За ужином присутствовали только Роуи, Трейн и я. Некоторое время я удивлялся этому, а потом озвучил свои мысли Трейну.
– А где исследователи? Разве они не собираются с нами ужинать?
– Исследователи с нами не трапезничают, Фарнам. Джонсон оставляет им еду у двери в мастерскую. Может, они предпочитают есть одни или, может, слишком заняты, чтобы присоединиться к нам.
– Эта мастерская… – пробормотал я. – Трейн, вы имеете представление, что они делают?
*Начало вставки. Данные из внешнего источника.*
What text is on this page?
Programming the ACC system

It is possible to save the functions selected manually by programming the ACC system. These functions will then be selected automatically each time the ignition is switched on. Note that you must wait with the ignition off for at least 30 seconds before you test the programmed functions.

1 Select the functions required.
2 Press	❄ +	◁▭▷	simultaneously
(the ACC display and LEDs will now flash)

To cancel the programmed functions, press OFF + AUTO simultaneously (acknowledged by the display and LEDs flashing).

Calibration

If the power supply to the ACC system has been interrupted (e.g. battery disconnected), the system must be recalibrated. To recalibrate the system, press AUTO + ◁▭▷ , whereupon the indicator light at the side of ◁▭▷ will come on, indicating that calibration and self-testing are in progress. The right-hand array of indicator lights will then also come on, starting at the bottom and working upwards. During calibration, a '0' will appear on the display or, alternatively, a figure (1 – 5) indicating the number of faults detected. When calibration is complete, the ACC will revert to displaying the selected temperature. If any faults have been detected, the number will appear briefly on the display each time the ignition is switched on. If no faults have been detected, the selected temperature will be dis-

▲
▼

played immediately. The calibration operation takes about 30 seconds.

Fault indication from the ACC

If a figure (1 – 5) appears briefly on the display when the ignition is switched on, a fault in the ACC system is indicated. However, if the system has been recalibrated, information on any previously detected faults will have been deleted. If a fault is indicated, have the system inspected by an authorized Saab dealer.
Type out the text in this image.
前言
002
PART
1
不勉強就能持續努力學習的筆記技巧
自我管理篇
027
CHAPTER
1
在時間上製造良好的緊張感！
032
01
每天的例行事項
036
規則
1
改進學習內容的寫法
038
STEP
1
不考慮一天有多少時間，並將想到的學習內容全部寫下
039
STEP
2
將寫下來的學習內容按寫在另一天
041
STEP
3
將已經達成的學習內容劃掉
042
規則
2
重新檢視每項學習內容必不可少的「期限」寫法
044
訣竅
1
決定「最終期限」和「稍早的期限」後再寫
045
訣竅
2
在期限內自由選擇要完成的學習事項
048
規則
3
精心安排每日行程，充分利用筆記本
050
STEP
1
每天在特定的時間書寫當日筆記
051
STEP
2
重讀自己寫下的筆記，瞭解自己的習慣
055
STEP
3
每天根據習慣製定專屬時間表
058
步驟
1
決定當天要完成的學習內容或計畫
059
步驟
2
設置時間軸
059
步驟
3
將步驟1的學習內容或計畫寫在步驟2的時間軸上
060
– Я задавался этим вопросом. Но раз это развлекает исследователей, может, лучше в это не вникать.
После ужина мы перешли в гостиную, где немного поговорили за напитками и сигарами. Роуи долго не задержался; после того, как в очередной раз впал в мрачное молчание, он извинился и ушел.
– С Роуи надо что-то делать, – сказал я Трейну. – Эта атмосфера ему противопоказана.
– Я предлагал путешествие, – отозвался Трейн. – Но Роуи не соглашается покинуть этот дом. Он, похоже, чувствует слишком большую ответственность за исследователей.
На меня навалилось подавляющее чувство тщетности; с какой стороны ни посмотри, ситуация безнадежная.
– Господи, Трейн, чем все это закончится? Вечно так продолжаться не может. Эта игра в нянек при исследователях, которым ни до чего нет никакого дела, Роуи, своими страданиями сводящий себя в могилу…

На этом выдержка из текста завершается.